Net Profit Plummets 57.7% on Collapsing Margins
Shougang Resources (00639.HK) announced a significant deterioration in its financial performance for the fiscal year 2025. The company's net profit plummeted by 57.7% year-over-year to RMB 632 million. This steep decline occurred even as annual revenue remained relatively stable, falling just 1.6% to RMB 5.056 billion.
The core of the issue lies in sharply contracting profitability. Gross profit collapsed by 59.1% to RMB 1.084 billion, revealing that the cost of operations consumed a much larger portion of revenue than in the previous year. The resulting earnings per share (EPS) for the period was RMB 0.1242.
Shares Fall 6.7% as 97% Dividend Payout Is Questioned
In response to the weak earnings report, investors pushed shares of Shougang Resources down 6.7% on March 26. The sell-off reflected concerns not only about the profit decline but also about the company's capital allocation strategy.
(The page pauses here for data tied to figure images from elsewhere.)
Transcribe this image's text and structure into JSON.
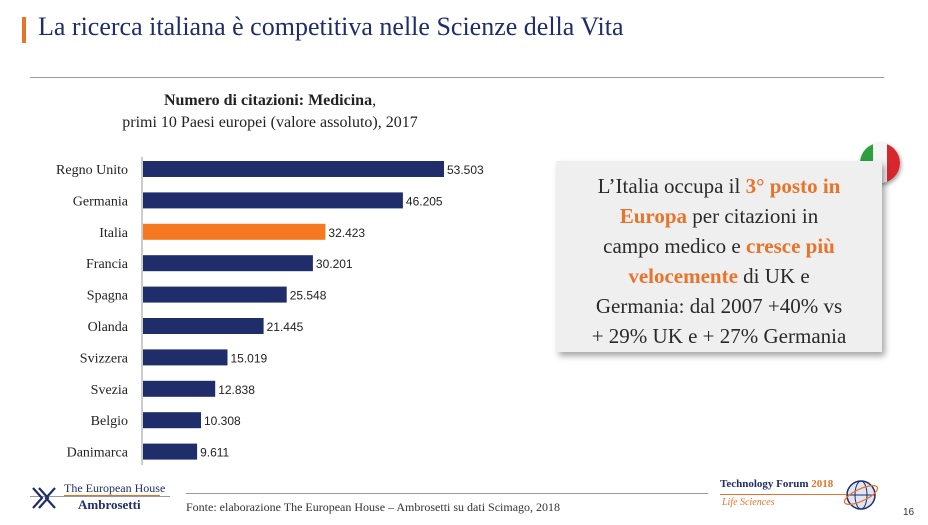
{
  "header": {
    "title": "La ricerca italiana è competitiva nelle Scienze della Vita"
  },
  "chart_data": {
    "type": "bar",
    "orientation": "horizontal",
    "title": "Numero di citazioni: Medicina",
    "title_suffix": ",",
    "subtitle": "primi 10 Paesi europei (valore assoluto), 2017",
    "categories": [
      "Regno Unito",
      "Germania",
      "Italia",
      "Francia",
      "Spagna",
      "Olanda",
      "Svizzera",
      "Svezia",
      "Belgio",
      "Danimarca"
    ],
    "values": [
      53503,
      46205,
      32423,
      30201,
      25548,
      21445,
      15019,
      12838,
      10308,
      9611
    ],
    "value_labels": [
      "53.503",
      "46.205",
      "32.423",
      "30.201",
      "25.548",
      "21.445",
      "15.019",
      "12.838",
      "10.308",
      "9.611"
    ],
    "highlight_category": "Italia",
    "colors": {
      "default": "#1f2d6b",
      "highlight": "#f47920"
    },
    "grid": false,
    "xlim": [
      0,
      53503
    ]
  },
  "callout": {
    "line1_pre": "L’Italia occupa il ",
    "line1_hl": "3° posto in",
    "line2_hl": "Europa",
    "line2_post": " per citazioni in",
    "line3_pre": "campo medico e ",
    "line3_hl": "cresce più",
    "line4_hl": "velocemente",
    "line4_post": " di UK e",
    "line5": "Germania: dal 2007 +40% vs",
    "line6": "+ 29% UK e + 27% Germania"
  },
  "footer": {
    "logo_line1": "The European House",
    "logo_line2": "Ambrosetti",
    "source": "Fonte: elaborazione The European House – Ambrosetti su dati Scimago, 2018",
    "event_title": "Technology Forum",
    "event_year": "2018",
    "event_subtitle": "Life Sciences",
    "page_number": "16"
  },
  "icons": {
    "flag": "italy-flag-icon",
    "logo": "ambrosetti-logo-icon",
    "globe": "technology-forum-globe-icon"
  }
}
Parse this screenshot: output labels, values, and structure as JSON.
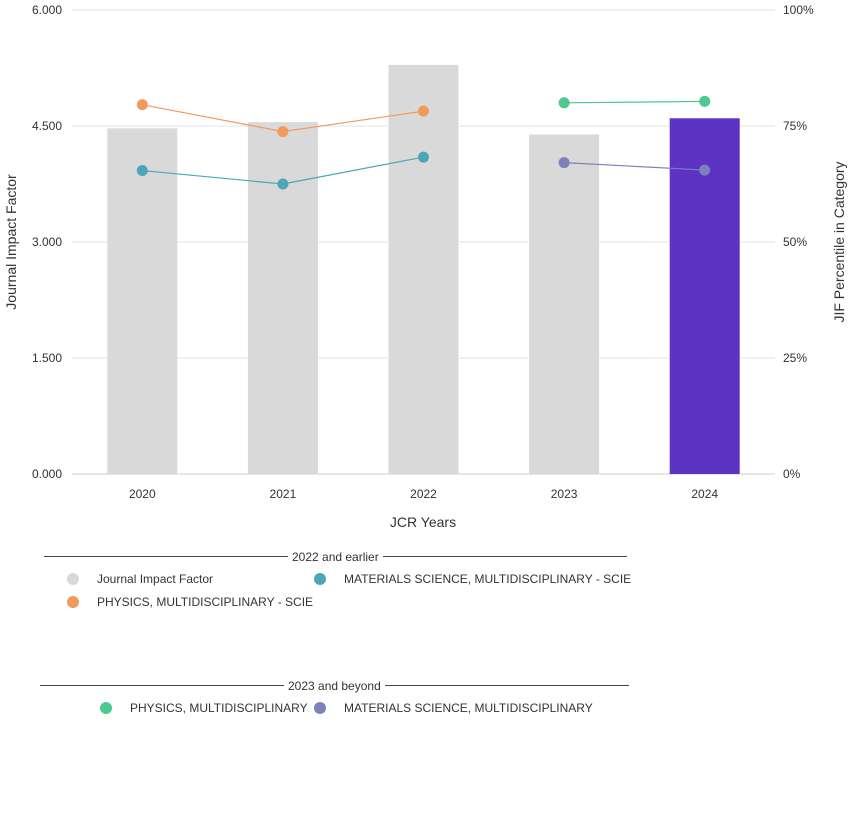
{
  "chart_data": {
    "type": "bar",
    "categories": [
      "2020",
      "2021",
      "2022",
      "2023",
      "2024"
    ],
    "xlabel": "JCR Years",
    "ylabel": "Journal Impact Factor",
    "y2label": "JIF Percentile in Category",
    "ylim": [
      0,
      6
    ],
    "y2lim": [
      0,
      100
    ],
    "yticks": [
      "0.000",
      "1.500",
      "3.000",
      "4.500",
      "6.000"
    ],
    "y2ticks": [
      "0%",
      "25%",
      "50%",
      "75%",
      "100%"
    ],
    "grid": true,
    "bars": {
      "name": "Journal Impact Factor",
      "values": [
        4.47,
        4.55,
        5.29,
        4.39,
        4.6
      ],
      "color": "#d9d9d9",
      "highlight_color": "#5c33c2",
      "highlight_index": 4
    },
    "lines": [
      {
        "name": "PHYSICS, MULTIDISCIPLINARY - SCIE",
        "color": "#f2995e",
        "x": [
          "2020",
          "2021",
          "2022"
        ],
        "values": [
          79.6,
          73.8,
          78.2
        ]
      },
      {
        "name": "MATERIALS SCIENCE, MULTIDISCIPLINARY - SCIE",
        "color": "#4ca6b8",
        "x": [
          "2020",
          "2021",
          "2022"
        ],
        "values": [
          65.4,
          62.5,
          68.3
        ]
      },
      {
        "name": "PHYSICS, MULTIDISCIPLINARY",
        "color": "#4dc98f",
        "x": [
          "2023",
          "2024"
        ],
        "values": [
          80.0,
          80.3
        ]
      },
      {
        "name": "MATERIALS SCIENCE, MULTIDISCIPLINARY",
        "color": "#7e7fbd",
        "x": [
          "2023",
          "2024"
        ],
        "values": [
          67.1,
          65.5
        ]
      }
    ]
  },
  "legend": {
    "group1_title": "2022 and earlier",
    "group2_title": "2023 and beyond",
    "group1_items": [
      {
        "label": "Journal Impact Factor",
        "color": "#d9d9d9"
      },
      {
        "label": "MATERIALS SCIENCE, MULTIDISCIPLINARY - SCIE",
        "color": "#4ca6b8"
      },
      {
        "label": "PHYSICS, MULTIDISCIPLINARY - SCIE",
        "color": "#f2995e"
      }
    ],
    "group2_items": [
      {
        "label": "PHYSICS, MULTIDISCIPLINARY",
        "color": "#4dc98f"
      },
      {
        "label": "MATERIALS SCIENCE, MULTIDISCIPLINARY",
        "color": "#7e7fbd"
      }
    ]
  }
}
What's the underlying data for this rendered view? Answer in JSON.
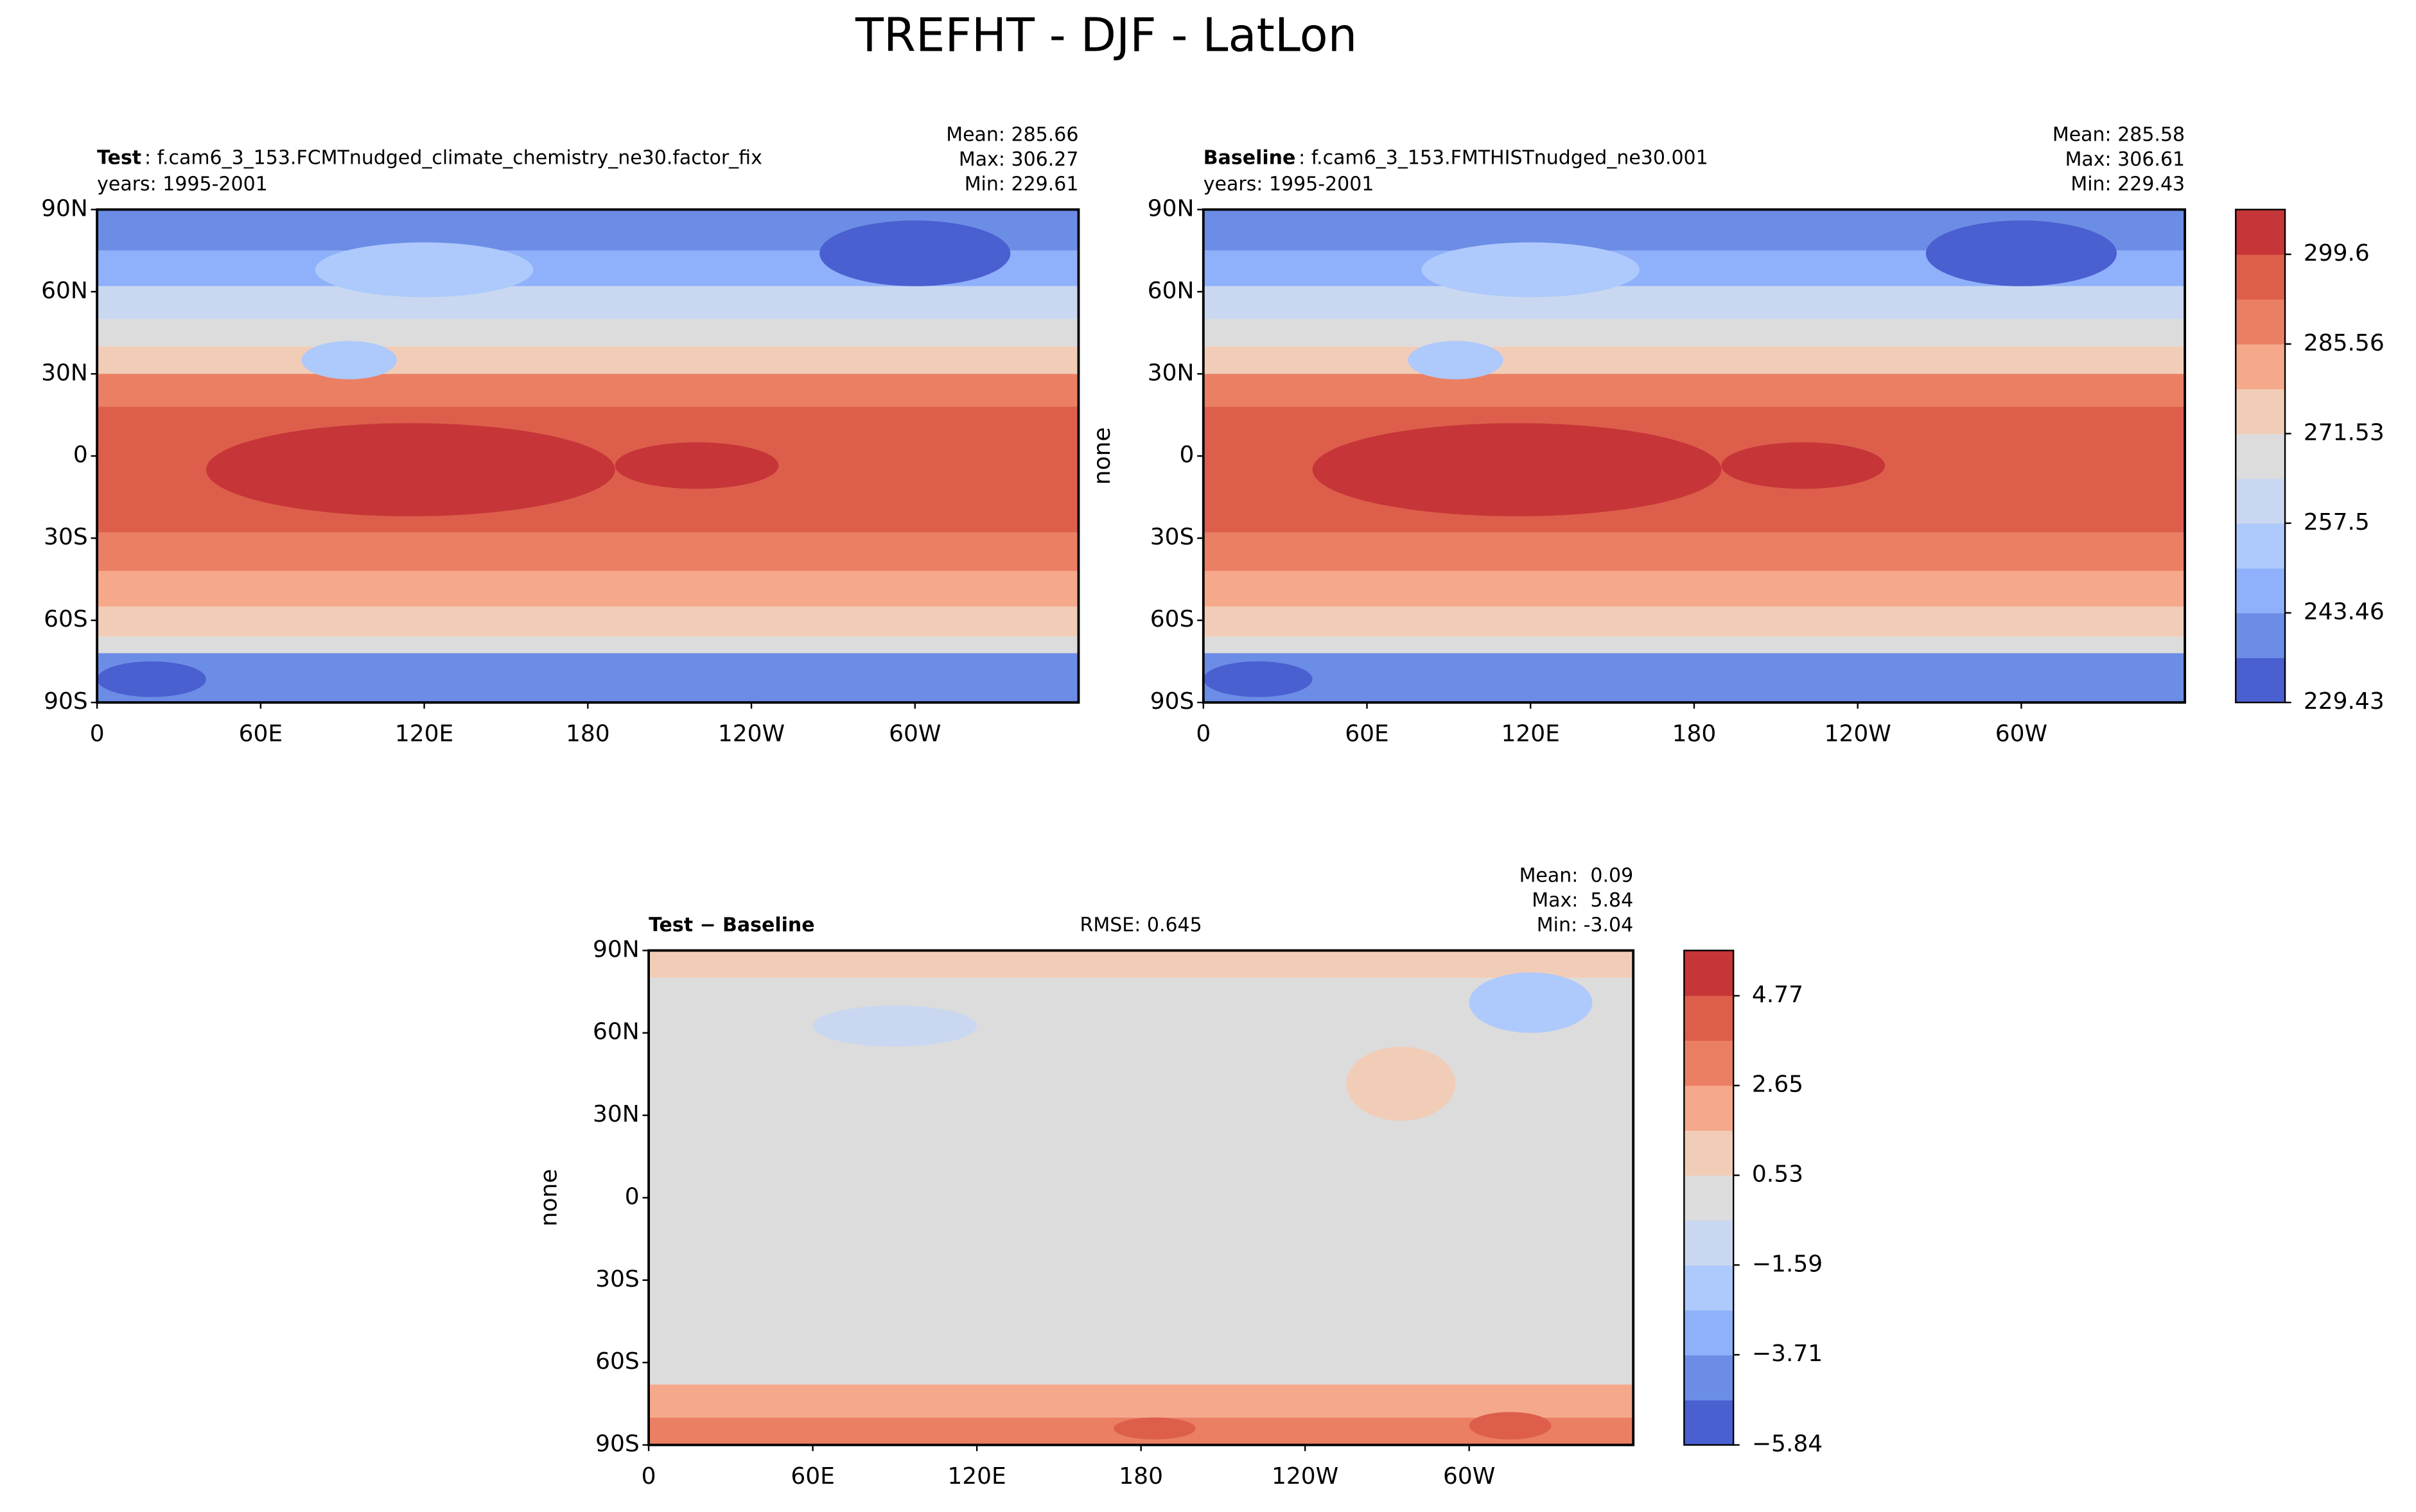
{
  "title": "TREFHT - DJF - LatLon",
  "chart_data": [
    {
      "type": "contour-map",
      "name": "Test",
      "case_name": ": f.cam6_3_153.FCMTnudged_climate_chemistry_ne30.factor_fix",
      "years": "years: 1995-2001",
      "stats": [
        "Mean: 285.66",
        "Max: 306.27",
        "Min: 229.61"
      ],
      "xlim": [
        0,
        360
      ],
      "xticks": [
        0,
        {
          "value": 60,
          "label": "60E"
        },
        {
          "value": 120,
          "label": "120E"
        },
        180,
        {
          "value": 240,
          "label": "120W"
        },
        {
          "value": 300,
          "label": "60W"
        }
      ],
      "ylim": [
        -90,
        90
      ],
      "yticks": [
        {
          "value": 90,
          "label": "90N"
        },
        {
          "value": 60,
          "label": "60N"
        },
        {
          "value": 30,
          "label": "30N"
        },
        0,
        {
          "value": -30,
          "label": "30S"
        },
        {
          "value": -60,
          "label": "60S"
        },
        {
          "value": -90,
          "label": "90S"
        }
      ]
    },
    {
      "type": "contour-map",
      "name": "Baseline",
      "case_name": ": f.cam6_3_153.FMTHISTnudged_ne30.001",
      "years": "years: 1995-2001",
      "stats": [
        "Mean: 285.58",
        "Max: 306.61",
        "Min: 229.43"
      ],
      "ylabel": "none",
      "xlim": [
        0,
        360
      ],
      "xticks": [
        0,
        {
          "value": 60,
          "label": "60E"
        },
        {
          "value": 120,
          "label": "120E"
        },
        180,
        {
          "value": 240,
          "label": "120W"
        },
        {
          "value": 300,
          "label": "60W"
        }
      ],
      "ylim": [
        -90,
        90
      ],
      "yticks": [
        {
          "value": 90,
          "label": "90N"
        },
        {
          "value": 60,
          "label": "60N"
        },
        {
          "value": 30,
          "label": "30N"
        },
        0,
        {
          "value": -30,
          "label": "30S"
        },
        {
          "value": -60,
          "label": "60S"
        },
        {
          "value": -90,
          "label": "90S"
        }
      ],
      "colorbar": {
        "ylim": [
          229.43,
          306.61
        ],
        "yticks": [
          299.6,
          285.56,
          271.53,
          257.5,
          243.46,
          229.43
        ],
        "colors": [
          "#4a5fd0",
          "#6b8de6",
          "#8fb0fa",
          "#aec9fb",
          "#c9d8f0",
          "#dcdcdc",
          "#f1cdb8",
          "#f5a98a",
          "#eb7f64",
          "#dd5f4b",
          "#c63538"
        ]
      }
    },
    {
      "type": "contour-map",
      "name": "Test − Baseline",
      "rmse": "RMSE: 0.645",
      "stats": [
        "Mean:  0.09",
        "Max:  5.84",
        "Min: -3.04"
      ],
      "ylabel": "none",
      "xlim": [
        0,
        360
      ],
      "xticks": [
        0,
        {
          "value": 60,
          "label": "60E"
        },
        {
          "value": 120,
          "label": "120E"
        },
        180,
        {
          "value": 240,
          "label": "120W"
        },
        {
          "value": 300,
          "label": "60W"
        }
      ],
      "ylim": [
        -90,
        90
      ],
      "yticks": [
        {
          "value": 90,
          "label": "90N"
        },
        {
          "value": 60,
          "label": "60N"
        },
        {
          "value": 30,
          "label": "30N"
        },
        0,
        {
          "value": -30,
          "label": "30S"
        },
        {
          "value": -60,
          "label": "60S"
        },
        {
          "value": -90,
          "label": "90S"
        }
      ],
      "colorbar": {
        "ylim": [
          -5.84,
          5.84
        ],
        "yticks": [
          4.77,
          2.65,
          0.53,
          {
            "value": -1.59,
            "label": "−1.59"
          },
          {
            "value": -3.71,
            "label": "−3.71"
          },
          {
            "value": -5.84,
            "label": "−5.84"
          }
        ],
        "colors": [
          "#4a5fd0",
          "#6b8de6",
          "#8fb0fa",
          "#aec9fb",
          "#c9d8f0",
          "#dcdcdc",
          "#f1cdb8",
          "#f5a98a",
          "#eb7f64",
          "#dd5f4b",
          "#c63538"
        ]
      }
    }
  ]
}
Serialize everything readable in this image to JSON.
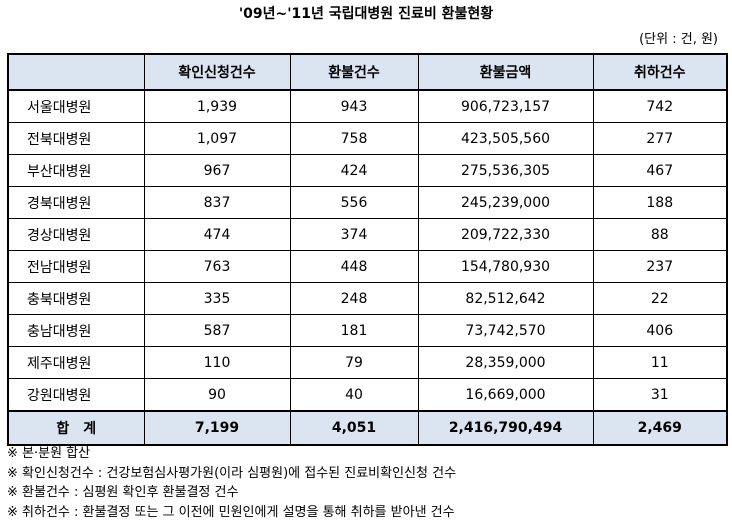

Despite the earnings collapse, Shougang declared a final dividend of RMB 0.06, which, when combined with the interim dividend, brings the total for the year to RMB 0.12.
This dividend level equates to a payout ratio of 97%, meaning the company is returning nearly all of its net profit to shareholders. While attractive on the surface, such a high ratio during a period of financial weakness raises questions about the dividend's sustainability and signals a lack of internal reinvestment for future growth. The negative sentiment was also reflected in derivatives markets, where short-selling activity accounted for 4.44% of turnover, totaling $2.98 million.